If you can't it's no issue, if there are more important things to work on,, work on them. the web browser is an interesting idea but I honestly don't see many people using it as we already have web browsers that work.
@Brad
The point originally was to grab lets say google images and explore them but do to security reasons it won't let me. I kept it up because I've actually found it handy to get information much more quickly than using google for example. It skips all those adds and irrelevant results. I also get summaries of pages before I even go to them to make sure it is the one I want. So I left it up. I do see on the back end a handful of people using it so it doesn't hurt.
fair enough.
Have fun making more bits!
Did I just put out something?
Check your apps! This should help in indoor spaces.

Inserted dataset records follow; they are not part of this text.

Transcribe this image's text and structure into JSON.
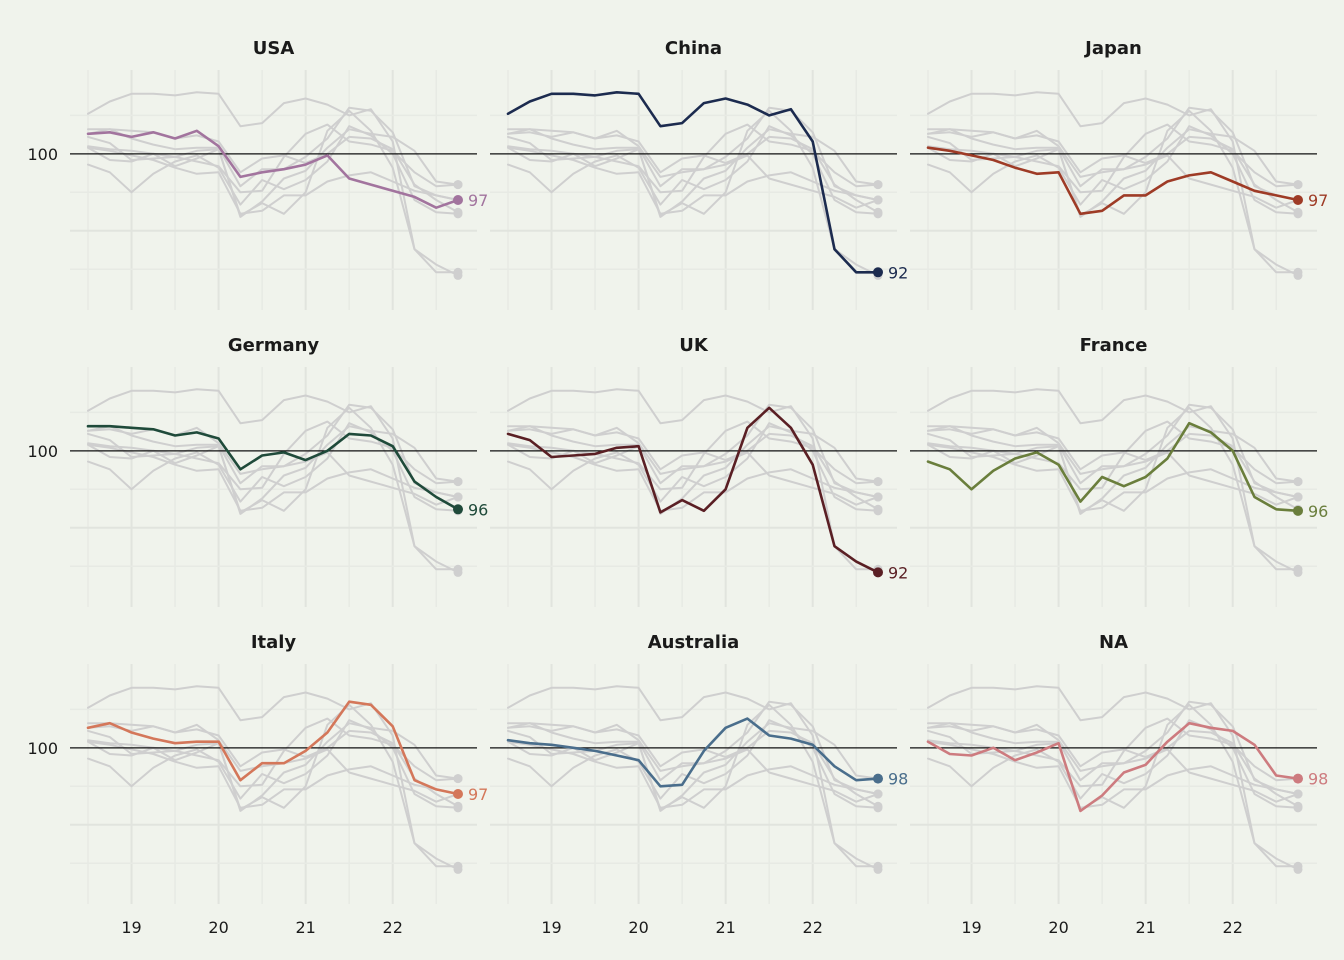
{
  "chart_data": {
    "type": "line",
    "title": "",
    "xlabel": "",
    "ylabel": "",
    "reference_value": 100,
    "reference_label": "100",
    "x_ticks": [
      19,
      20,
      21,
      22
    ],
    "x_tick_labels": [
      "19",
      "20",
      "21",
      "22"
    ],
    "xlim": [
      18.5,
      22.75
    ],
    "ylim": [
      90.5,
      104.8
    ],
    "x": [
      18.5,
      18.75,
      19.0,
      19.25,
      19.5,
      19.75,
      20.0,
      20.25,
      20.5,
      20.75,
      21.0,
      21.25,
      21.5,
      21.75,
      22.0,
      22.25,
      22.5,
      22.75
    ],
    "series": [
      {
        "name": "USA",
        "color": "#a2749e",
        "end_label": "97",
        "values": [
          101.3,
          101.4,
          101.1,
          101.4,
          101.0,
          101.5,
          100.5,
          98.5,
          98.8,
          99.0,
          99.3,
          99.9,
          98.4,
          98.0,
          97.6,
          97.2,
          96.5,
          97.0
        ]
      },
      {
        "name": "China",
        "color": "#1c2b4f",
        "end_label": "92",
        "values": [
          102.6,
          103.4,
          103.9,
          103.9,
          103.8,
          104.0,
          103.9,
          101.8,
          102.0,
          103.3,
          103.6,
          103.2,
          102.5,
          102.9,
          100.8,
          93.8,
          92.3,
          92.3
        ]
      },
      {
        "name": "Japan",
        "color": "#9e3b26",
        "end_label": "97",
        "values": [
          100.4,
          100.2,
          99.9,
          99.6,
          99.1,
          98.7,
          98.8,
          96.1,
          96.3,
          97.3,
          97.3,
          98.2,
          98.6,
          98.8,
          98.2,
          97.6,
          97.3,
          97.0
        ]
      },
      {
        "name": "Germany",
        "color": "#1f4a3a",
        "end_label": "96",
        "values": [
          101.6,
          101.6,
          101.5,
          101.4,
          101.0,
          101.2,
          100.8,
          98.8,
          99.7,
          99.9,
          99.4,
          100.0,
          101.1,
          101.0,
          100.3,
          98.0,
          97.0,
          96.2
        ]
      },
      {
        "name": "UK",
        "color": "#5a1f24",
        "end_label": "92",
        "values": [
          101.1,
          100.7,
          99.6,
          99.7,
          99.8,
          100.2,
          100.3,
          96.0,
          96.8,
          96.1,
          97.5,
          101.5,
          102.8,
          101.5,
          99.1,
          93.8,
          92.8,
          92.1
        ]
      },
      {
        "name": "France",
        "color": "#6a7e3c",
        "end_label": "96",
        "values": [
          99.3,
          98.8,
          97.5,
          98.7,
          99.5,
          99.9,
          99.1,
          96.7,
          98.3,
          97.7,
          98.3,
          99.5,
          101.8,
          101.2,
          100.0,
          97.0,
          96.2,
          96.1
        ]
      },
      {
        "name": "Italy",
        "color": "#d4775a",
        "end_label": "97",
        "values": [
          101.3,
          101.6,
          101.0,
          100.6,
          100.3,
          100.4,
          100.4,
          97.9,
          99.0,
          99.0,
          99.8,
          101.0,
          103.0,
          102.8,
          101.4,
          97.9,
          97.3,
          97.0
        ]
      },
      {
        "name": "Australia",
        "color": "#4a6e8c",
        "end_label": "98",
        "values": [
          100.5,
          100.3,
          100.2,
          100.0,
          99.8,
          99.5,
          99.2,
          97.5,
          97.6,
          99.8,
          101.3,
          101.9,
          100.8,
          100.6,
          100.2,
          98.8,
          97.9,
          98.0
        ]
      },
      {
        "name": "NA",
        "color": "#cd7b7f",
        "end_label": "98",
        "values": [
          100.4,
          99.6,
          99.5,
          100.0,
          99.2,
          99.7,
          100.3,
          95.9,
          96.9,
          98.4,
          98.9,
          100.4,
          101.6,
          101.3,
          101.1,
          100.2,
          98.2,
          98.0
        ]
      }
    ]
  }
}
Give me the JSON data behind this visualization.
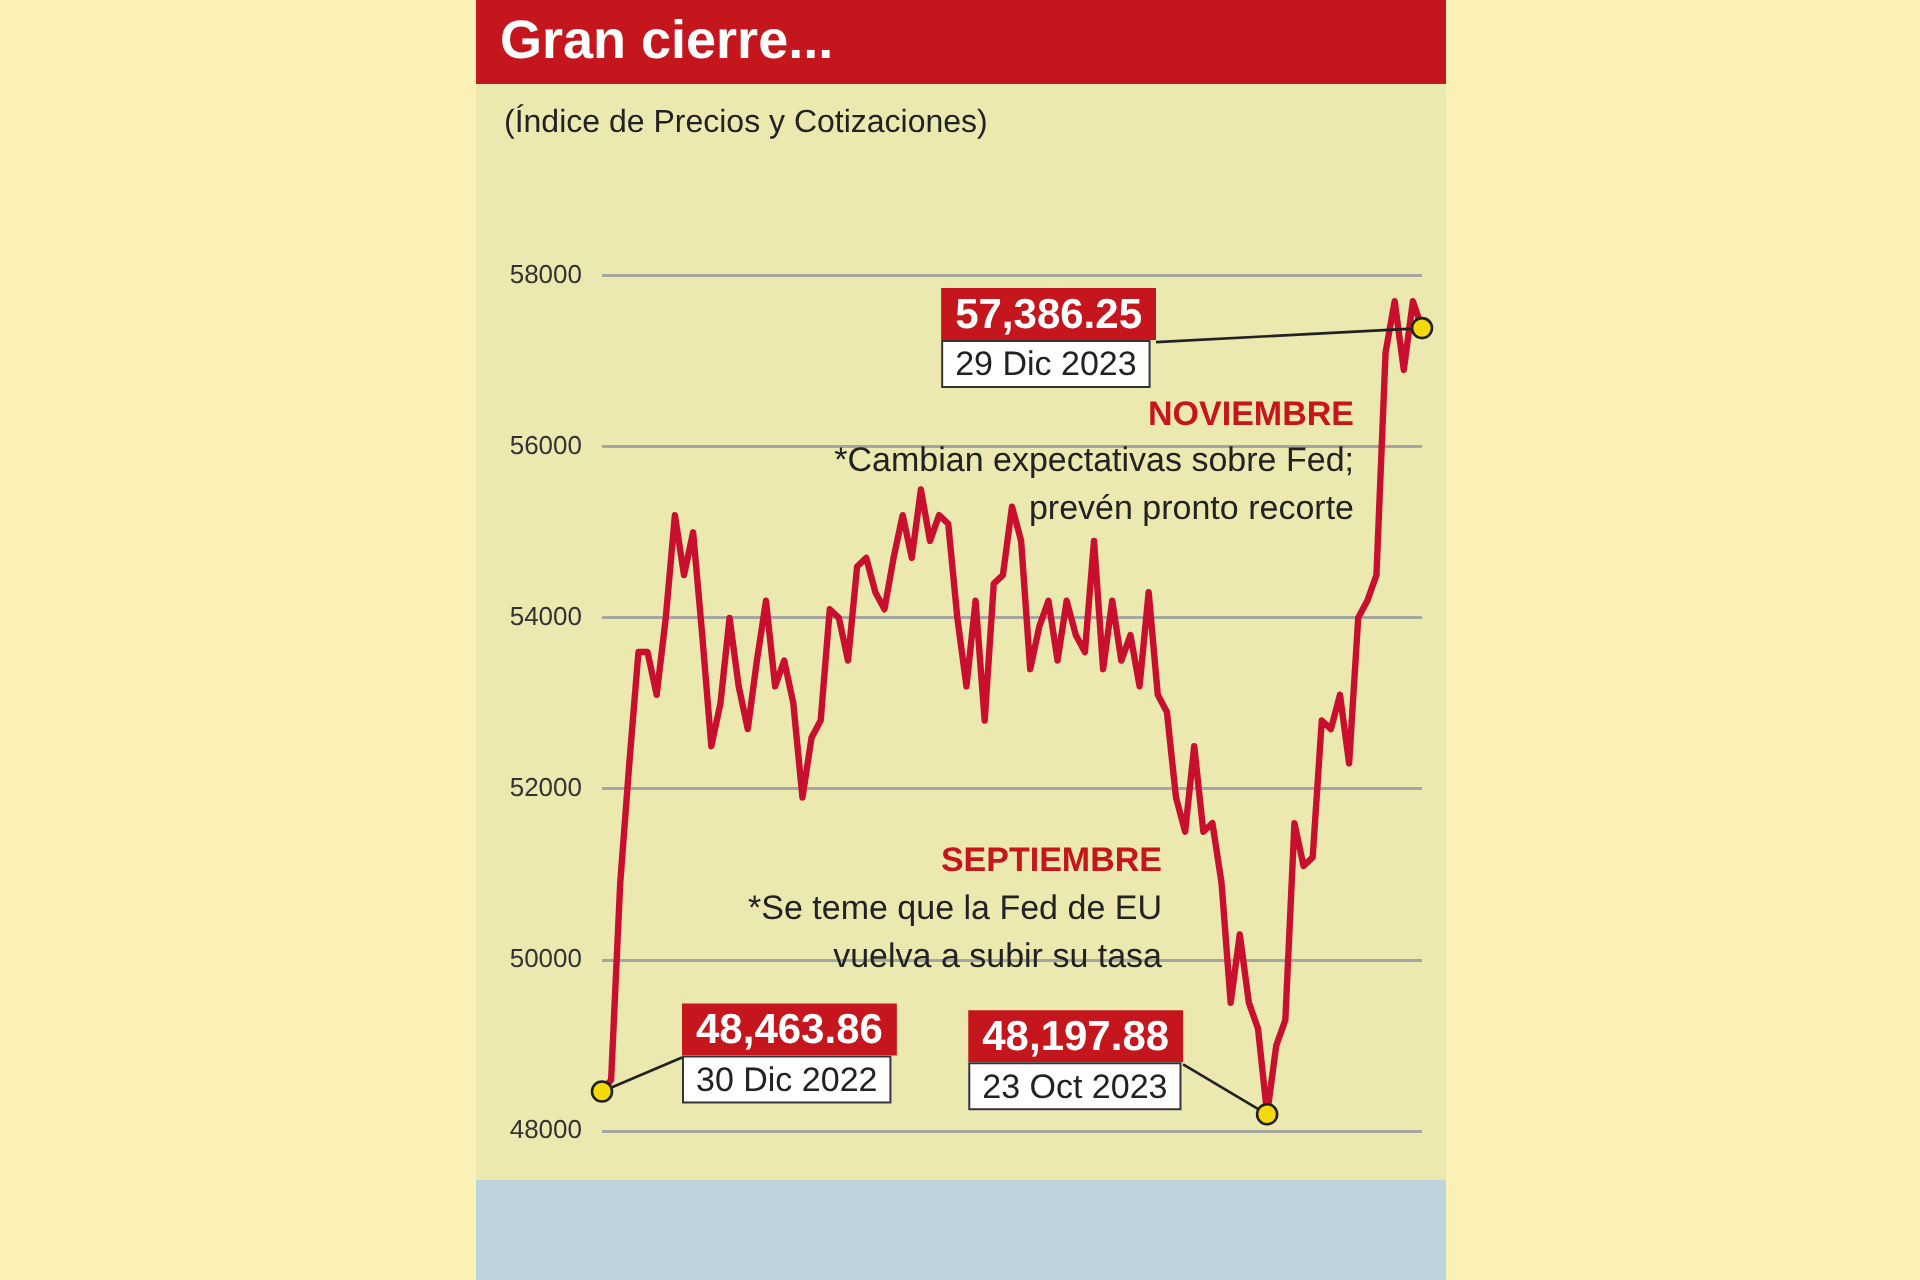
{
  "chart_data": {
    "type": "line",
    "title": "Gran cierre...",
    "subtitle": "(Índice de Precios y Cotizaciones)",
    "categories": [
      null,
      null,
      null,
      null,
      null,
      null,
      null,
      null,
      null,
      null,
      null,
      null,
      null,
      null,
      null,
      null,
      null,
      null,
      null,
      null,
      null,
      null,
      null,
      null,
      null,
      null,
      null,
      null,
      null,
      null,
      null,
      null,
      null,
      null,
      null,
      null,
      null,
      null,
      null,
      null,
      null,
      null,
      null,
      null,
      null,
      null,
      null,
      null,
      null,
      null,
      null,
      null,
      null,
      null,
      null,
      null,
      null,
      null,
      null,
      null,
      null,
      null,
      null,
      null,
      null,
      null,
      null,
      null,
      null,
      null,
      null,
      null,
      null,
      null,
      null,
      null,
      null,
      null,
      null,
      null,
      null,
      null,
      null,
      null,
      null,
      null,
      null,
      null,
      null,
      null,
      null
    ],
    "series": [
      {
        "color": "#c8102e",
        "values": [
          48463.86,
          48600,
          50900,
          52300,
          53600,
          53600,
          53100,
          54000,
          55200,
          54500,
          55000,
          53800,
          52500,
          53000,
          54000,
          53200,
          52700,
          53500,
          54200,
          53200,
          53500,
          53000,
          51900,
          52600,
          52800,
          54100,
          54000,
          53500,
          54600,
          54700,
          54300,
          54100,
          54700,
          55200,
          54700,
          55500,
          54900,
          55200,
          55100,
          54000,
          53200,
          54200,
          52800,
          54400,
          54500,
          55300,
          54900,
          53400,
          53900,
          54200,
          53500,
          54200,
          53800,
          53600,
          54900,
          53400,
          54200,
          53500,
          53800,
          53200,
          54300,
          53100,
          52900,
          51900,
          51500,
          52500,
          51500,
          51600,
          50900,
          49500,
          50300,
          49500,
          49200,
          48197.88,
          49000,
          49300,
          51600,
          51100,
          51200,
          52800,
          52700,
          53100,
          52300,
          54000,
          54200,
          54500,
          57100,
          57700,
          56900,
          57700,
          57386.25
        ]
      }
    ],
    "ylim": [
      48000,
      58000
    ],
    "yticks": [
      48000,
      50000,
      52000,
      54000,
      56000,
      58000
    ],
    "grid": "y",
    "legend": false,
    "marker": "none",
    "line_style": "solid",
    "annotations": [
      "48,463.86",
      "30 Dic 2022",
      "48,197.88",
      "23 Oct 2023",
      "57,386.25",
      "29 Dic 2023",
      "NOVIEMBRE",
      "*Cambian expectativas sobre Fed;\nprevén pronto recorte",
      "SEPTIEMBRE",
      "*Se teme que la Fed de EU\nvuelva a subir su tasa"
    ]
  }
}
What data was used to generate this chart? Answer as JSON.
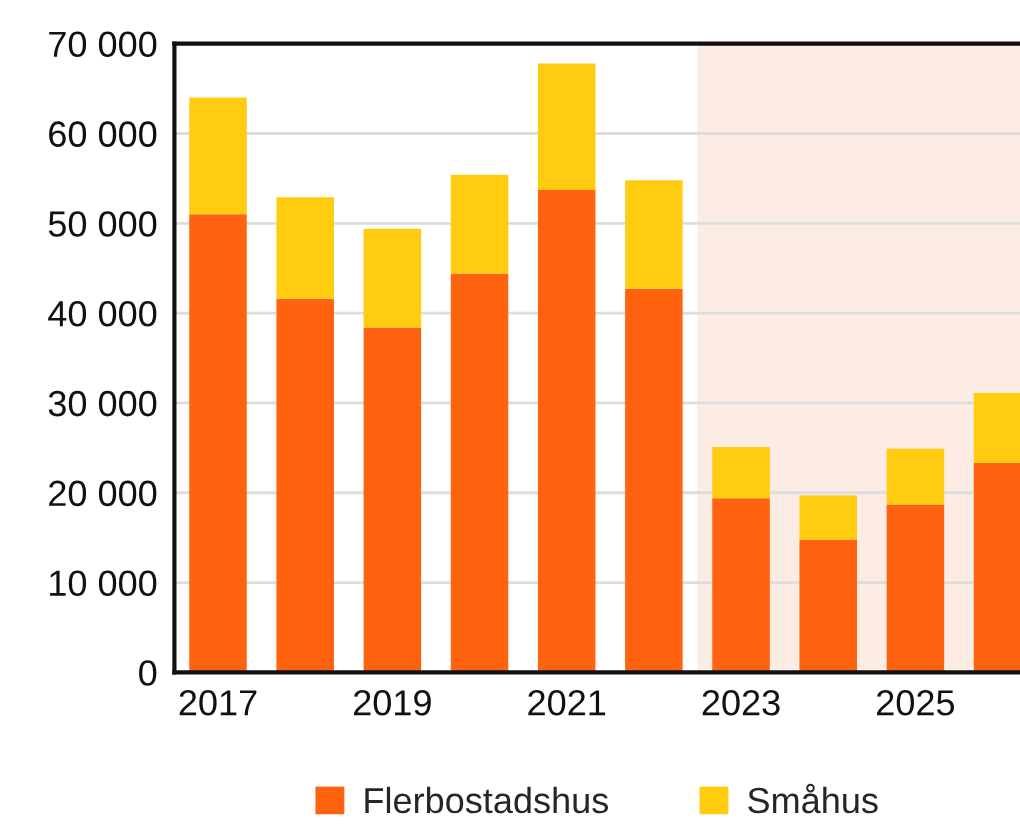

more problems with the app
Hello, I’m having some more problems with the app. The AI live mode is not returning the captions in Portuguese, which is my language — it only returns them in English. Another issue is that when I select to explore a photo, it only tells me one object that is in the picture, and when I try to zoom in on this object, it says it found the number of parts, but it stays silent when I slide my finger across the screen to explore those parts.